From Gilded Altars to New Spain

While the top floor looks toward Paris, the lower levels ground the collection in the complex history of Mexico. The gallery dedicated to the Viceroyalty of New Spain is an exercise in colonial gold and religious fervour. It houses works that shaped the visual identity of Mexico long before it was a republic.

Significant space is given to the anonymous masters of the 17th and 18th centuries—painters like Miguel Cabrera and Juan Correa. Look specifically for the "Enconchados"—paintings inlaid with mother-of-pearl. These works, often depicting scenes of the Spanish conquest or the Virgin of Guadalupe, shimmer with a literal interior light. They represent a uniquely Mexican syncretism, blending European oil techniques with indigenous materials. It is a visceral reminder that the "Old World" art upstairs was once imported and reimagined by local hands.

The Impressionist Gradient and the Old Masters

The ramped transition between floors allows for a chronological immersion that feels like a physical journey through European history. The Soumaya holds an impressive depth of Pre-Hispanic carvings, but its European "Greats" are the primary draw for many visitors.

In the Impressionist section, the collection moves through the soft-focus landscapes of Camille Pissarro and the domestic warmth of Pierre-Auguste Renoir. However, the true gems are the Old Masters on the lower levels. The museum holds The Madonna of the Yarnwinder, a painting attributed to the studio of Leonardo da Vinci, which captures the eerie, sfumato-heavy atmosphere the Renaissance master was known for. Nearby, works by El Greco, with their elongated limbs and stormy Spanish skies, provide a bridge between the Renaissance and the tortuous beginnings of Modernism.

Mexican Modernism: Diego, Rufino, and Siqueiros

Despite the heavy presence of European masters, the Soumaya does not neglect the giants of 20th-century Mexico. The collection includes significant works by Diego Rivera, David Alfaro Siqueiros, and José Clemente Orozco—the "Big Three" of the Mexican Muralist movement.

A particular highlight is Rivera’s Rio Juchitán, a massive, four-panel mosaic. It is a celebratory, technicolour explosion of indigenous Mexican life, a stark contrast to the monochromatic gloom of the Rodin bronzes upstairs. Standing in front of it, one understands the museum’s dual purpose: to serve as a gateway to the world’s artistic heritage while fiercely protecting the legacy of the Mexican aesthetic. Adjacent to these are the works of Rufino Tamayo, whose abstract, textured use of colour—specifically in his depictions of fruit and watermelons—redefined Mexican art by moving away from the purely political and toward the universal.
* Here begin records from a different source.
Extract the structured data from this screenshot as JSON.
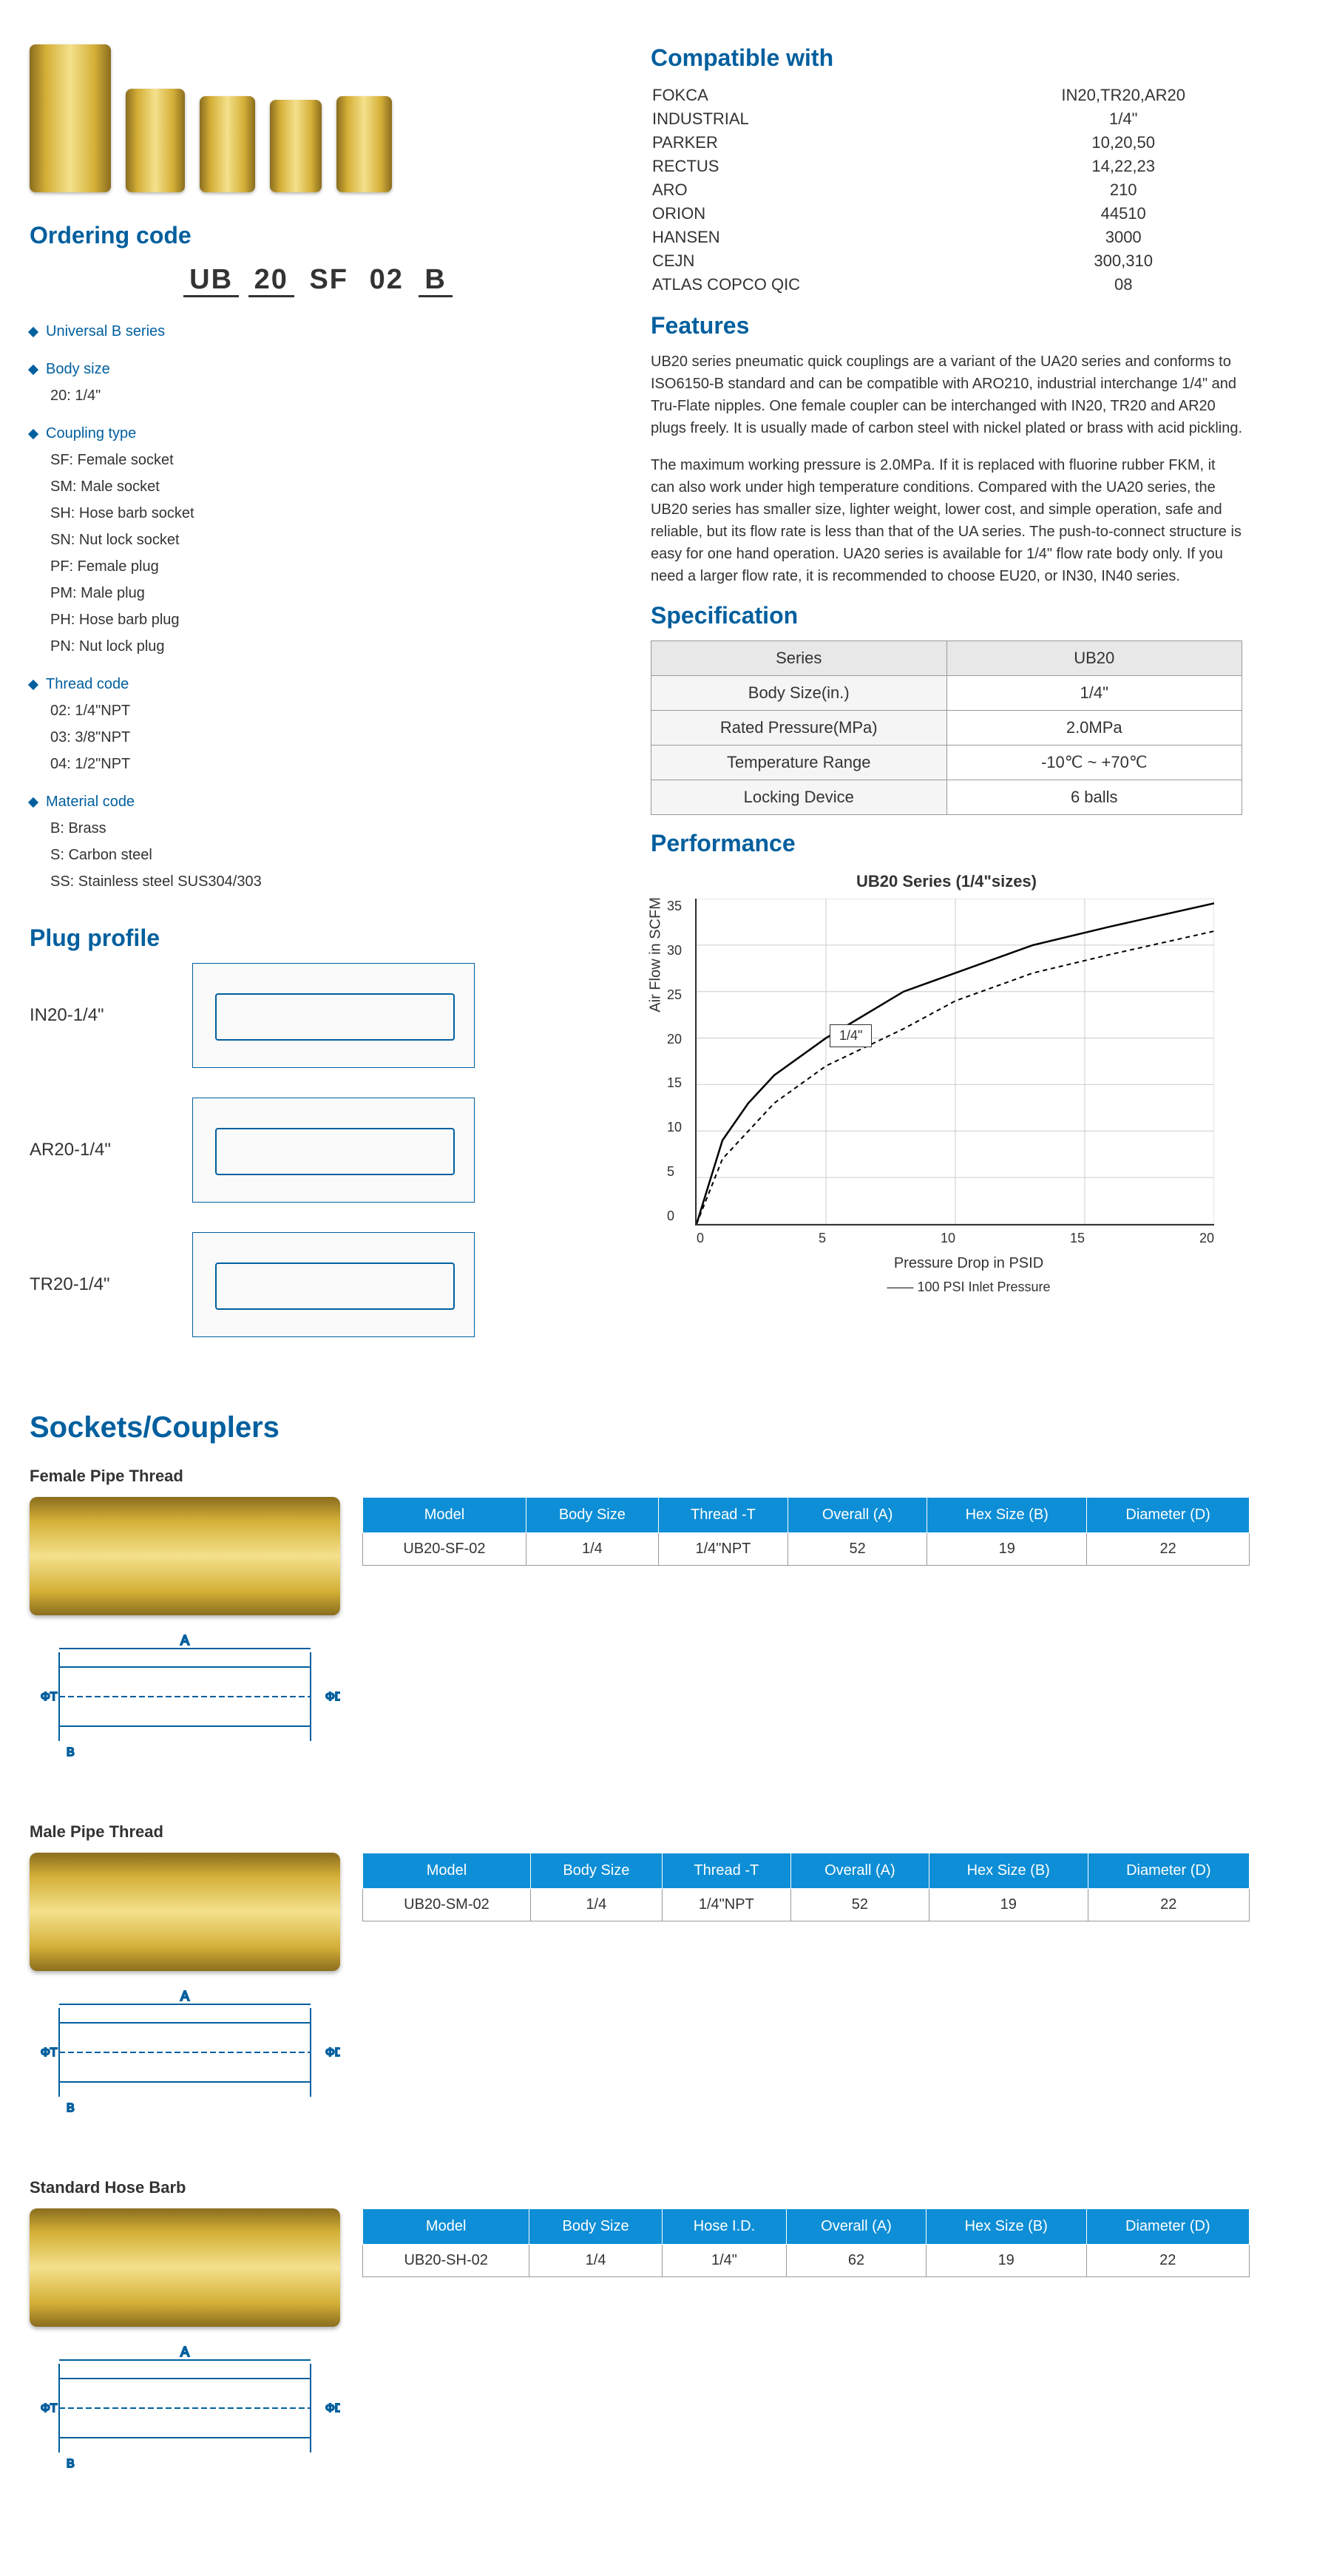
{
  "compat_title": "Compatible with",
  "compat": [
    [
      "FOKCA",
      "IN20,TR20,AR20"
    ],
    [
      "INDUSTRIAL",
      "1/4\""
    ],
    [
      "PARKER",
      "10,20,50"
    ],
    [
      "RECTUS",
      "14,22,23"
    ],
    [
      "ARO",
      "210"
    ],
    [
      "ORION",
      "44510"
    ],
    [
      "HANSEN",
      "3000"
    ],
    [
      "CEJN",
      "300,310"
    ],
    [
      "ATLAS COPCO QIC",
      "08"
    ]
  ],
  "ordering_title": "Ordering code",
  "code_parts": [
    "UB",
    "20",
    "-",
    "SF",
    "-",
    "02",
    "B"
  ],
  "code_groups": [
    {
      "header": "Universal B series",
      "items": []
    },
    {
      "header": "Body size",
      "items": [
        "20: 1/4\""
      ]
    },
    {
      "header": "Coupling type",
      "items": [
        "SF: Female socket",
        "SM: Male socket",
        "SH: Hose barb socket",
        "SN: Nut lock socket",
        "PF: Female plug",
        "PM: Male plug",
        "PH: Hose barb plug",
        "PN: Nut lock plug"
      ]
    },
    {
      "header": "Thread code",
      "items": [
        "02: 1/4\"NPT",
        "03: 3/8\"NPT",
        "04: 1/2\"NPT"
      ]
    },
    {
      "header": "Material code",
      "items": [
        "B: Brass",
        "S: Carbon steel",
        "SS: Stainless steel SUS304/303"
      ]
    }
  ],
  "features_title": "Features",
  "features_p1": "UB20 series pneumatic quick couplings are a variant of the UA20 series and conforms to ISO6150-B standard and can be compatible with ARO210, industrial interchange 1/4\" and Tru-Flate nipples. One female coupler can be interchanged with IN20, TR20 and AR20 plugs freely. It is usually made of carbon steel with nickel plated or brass with acid pickling.",
  "features_p2": "The maximum working pressure is 2.0MPa. If it is replaced with fluorine rubber FKM, it can also work under high temperature conditions. Compared with the UA20 series, the UB20 series has smaller size, lighter weight, lower cost, and simple operation, safe and reliable, but its flow rate is less than that of the UA series. The push-to-connect structure is easy for one hand operation. UA20 series is available for 1/4\" flow rate body only. If you need a larger flow rate, it is recommended to choose EU20, or IN30, IN40 series.",
  "spec_title": "Specification",
  "spec": {
    "header": [
      "Series",
      "UB20"
    ],
    "rows": [
      [
        "Body Size(in.)",
        "1/4\""
      ],
      [
        "Rated Pressure(MPa)",
        "2.0MPa"
      ],
      [
        "Temperature Range",
        "-10℃ ~ +70℃"
      ],
      [
        "Locking Device",
        "6 balls"
      ]
    ]
  },
  "plug_title": "Plug profile",
  "plug_labels": [
    "IN20-1/4\"",
    "AR20-1/4\"",
    "TR20-1/4\""
  ],
  "perf_title": "Performance",
  "chart": {
    "title": "UB20 Series (1/4\"sizes)",
    "ylabel": "Air Flow in SCFM",
    "xlabel": "Pressure Drop in PSID",
    "legend": "—— 100 PSI Inlet Pressure",
    "marker": "1/4\"",
    "ylim": [
      0,
      35
    ],
    "ystep": 5,
    "xlim": [
      0,
      20
    ],
    "xstep": 5,
    "yticks": [
      "0",
      "5",
      "10",
      "15",
      "20",
      "25",
      "30",
      "35"
    ],
    "xticks": [
      "0",
      "5",
      "10",
      "15",
      "20"
    ],
    "series_solid": [
      [
        0,
        0
      ],
      [
        1,
        9
      ],
      [
        2,
        13
      ],
      [
        3,
        16
      ],
      [
        5,
        20
      ],
      [
        8,
        25
      ],
      [
        10,
        27
      ],
      [
        13,
        30
      ],
      [
        16,
        32
      ],
      [
        20,
        34.5
      ]
    ],
    "series_dash": [
      [
        0,
        0
      ],
      [
        1,
        7
      ],
      [
        2,
        10
      ],
      [
        3,
        13
      ],
      [
        5,
        17
      ],
      [
        8,
        21
      ],
      [
        10,
        24
      ],
      [
        13,
        27
      ],
      [
        16,
        29
      ],
      [
        20,
        31.5
      ]
    ],
    "grid_color": "#cccccc",
    "line_color": "#000000"
  },
  "sockets_title": "Sockets/Couplers",
  "socket_blocks": [
    {
      "title": "Female Pipe Thread",
      "columns": [
        "Model",
        "Body Size",
        "Thread -T",
        "Overall (A)",
        "Hex Size (B)",
        "Diameter (D)"
      ],
      "row": [
        "UB20-SF-02",
        "1/4",
        "1/4\"NPT",
        "52",
        "19",
        "22"
      ]
    },
    {
      "title": "Male Pipe Thread",
      "columns": [
        "Model",
        "Body Size",
        "Thread -T",
        "Overall (A)",
        "Hex Size (B)",
        "Diameter (D)"
      ],
      "row": [
        "UB20-SM-02",
        "1/4",
        "1/4\"NPT",
        "52",
        "19",
        "22"
      ]
    },
    {
      "title": "Standard Hose Barb",
      "columns": [
        "Model",
        "Body Size",
        "Hose I.D.",
        "Overall (A)",
        "Hex Size (B)",
        "Diameter (D)"
      ],
      "row": [
        "UB20-SH-02",
        "1/4",
        "1/4\"",
        "62",
        "19",
        "22"
      ]
    }
  ]
}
The Politics of the Private Collection

Critics often point to the Soumaya as a "trophy" museum, a massive tax deduction masquerading as philanthropy. Yet, standing in the lobby on a Tuesday afternoon, those criticisms feel academic. The crowd is a cross-section of Mexico City: students with sketchbooks, families from the outskirts of the city, and office workers from the nearby towers.
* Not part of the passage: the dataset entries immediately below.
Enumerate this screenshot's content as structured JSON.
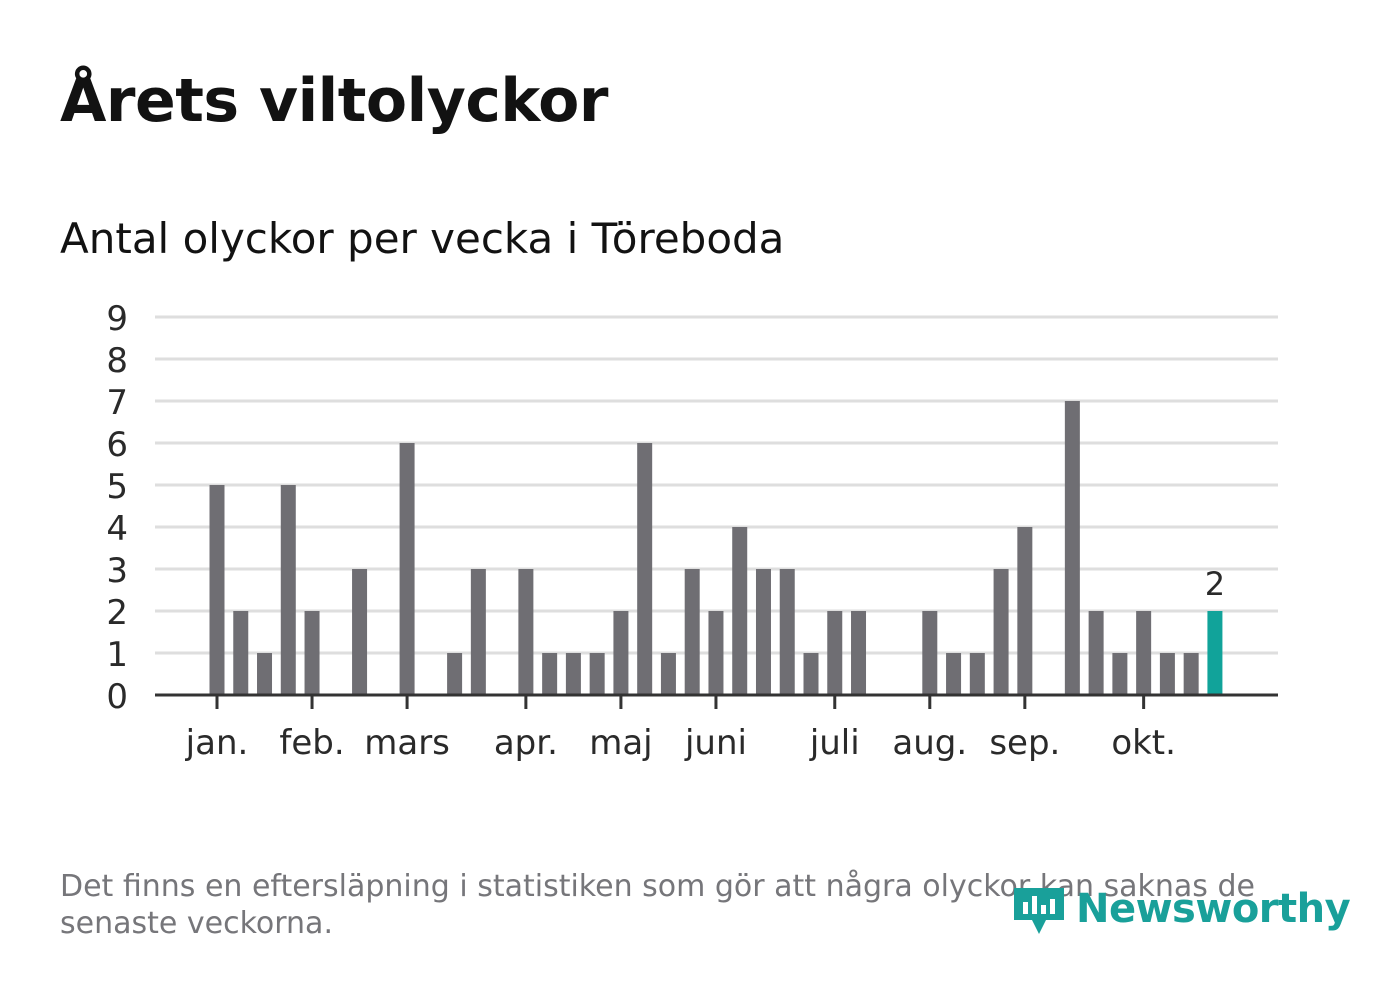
{
  "title": "Årets viltolyckor",
  "subtitle": "Antal olyckor per vecka i Töreboda",
  "footnote": "Det finns en eftersläpning i statistiken som gör att några olyckor kan saknas de senaste veckorna.",
  "logo": {
    "text": "Newsworthy"
  },
  "colors": {
    "bar": "#6f6e73",
    "highlight": "#11a39a",
    "grid": "#dedede",
    "axis": "#333333",
    "logo": "#19a09a"
  },
  "chart_data": {
    "type": "bar",
    "ylim": [
      0,
      9
    ],
    "yticks": [
      0,
      1,
      2,
      3,
      4,
      5,
      6,
      7,
      8,
      9
    ],
    "weeks": 43,
    "values": [
      5,
      2,
      1,
      5,
      2,
      0,
      3,
      0,
      6,
      0,
      1,
      3,
      0,
      3,
      1,
      1,
      1,
      2,
      6,
      1,
      3,
      2,
      4,
      3,
      3,
      1,
      2,
      2,
      0,
      0,
      2,
      1,
      1,
      3,
      4,
      0,
      7,
      2,
      1,
      2,
      1,
      1,
      2
    ],
    "highlight_index": 42,
    "highlight_label": "2",
    "month_labels": [
      {
        "label": "jan.",
        "week": 1
      },
      {
        "label": "feb.",
        "week": 5
      },
      {
        "label": "mars",
        "week": 9
      },
      {
        "label": "apr.",
        "week": 14
      },
      {
        "label": "maj",
        "week": 18
      },
      {
        "label": "juni",
        "week": 22
      },
      {
        "label": "juli",
        "week": 27
      },
      {
        "label": "aug.",
        "week": 31
      },
      {
        "label": "sep.",
        "week": 35
      },
      {
        "label": "okt.",
        "week": 40
      }
    ]
  }
}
By removing the cost of entry, the Soumaya removes the gatekeeping usually associated with "High Art." It is a place where a street vendor can see a Salvador Dalí surrealist clock or a Van Gogh landscape with the same ease as a billionaire. The architecture by Fernando Romero—Slim’s son-in-law—serves as a giant, reflective beacon for this philosophy. It is a bold, silver-skinned statement that art in the 21st century should belong to the public, regardless of its zip code or its price tag.

If you go

Location: Boulevard Miguel de Cervantes Saavedra, Granada, Polanco, Mexico City. It is positioned directly opposite the contemporary Museo Jumex (which also charges for entry, unlike the Soumaya).

Hours: Open daily from 10:30 to 18:30. Entrance is free for everyone, regardless of nationality.
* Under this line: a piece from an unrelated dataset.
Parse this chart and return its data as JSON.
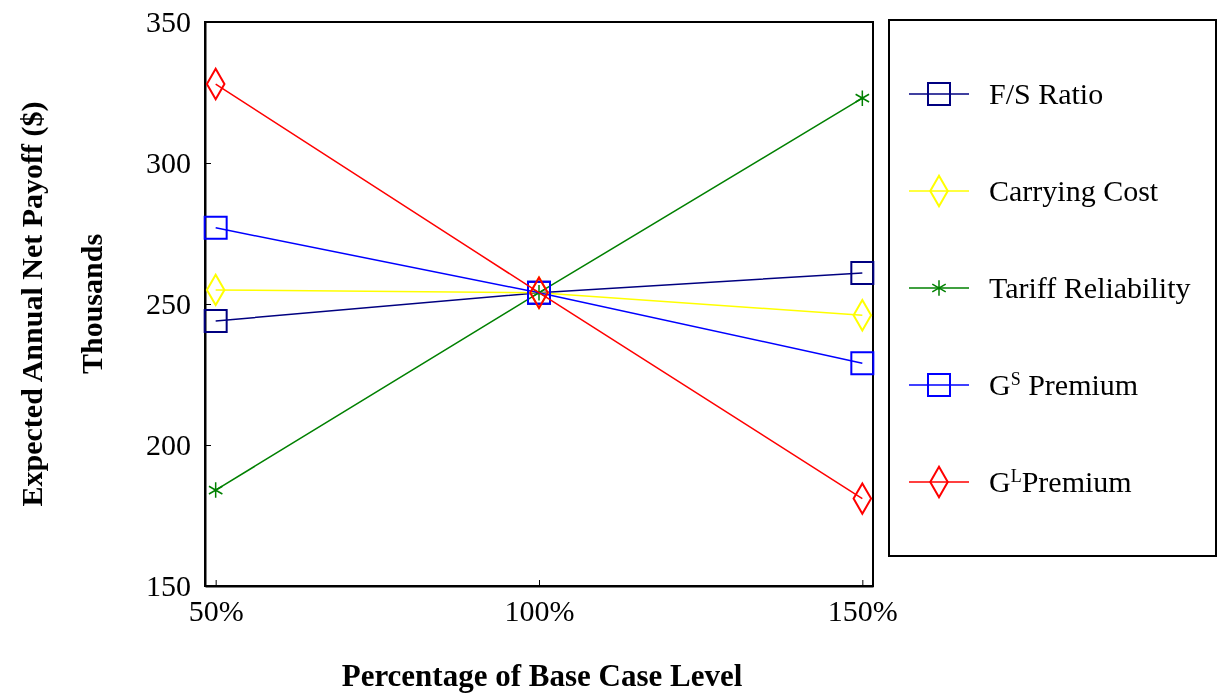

Practical Tip: Start at the sixth floor by taking the lift and walk your way down the winding ramps. This prevents the fatigue of climbing and allows for a more natural chronological flow through the various eras of art.

Transport: The nearest Metro station is San Joaquín (Line 7), but it’s a 15-minute walk through busy streets; a ride-share app is the most efficient way to reach the Plaza Carso complex where the museum sits.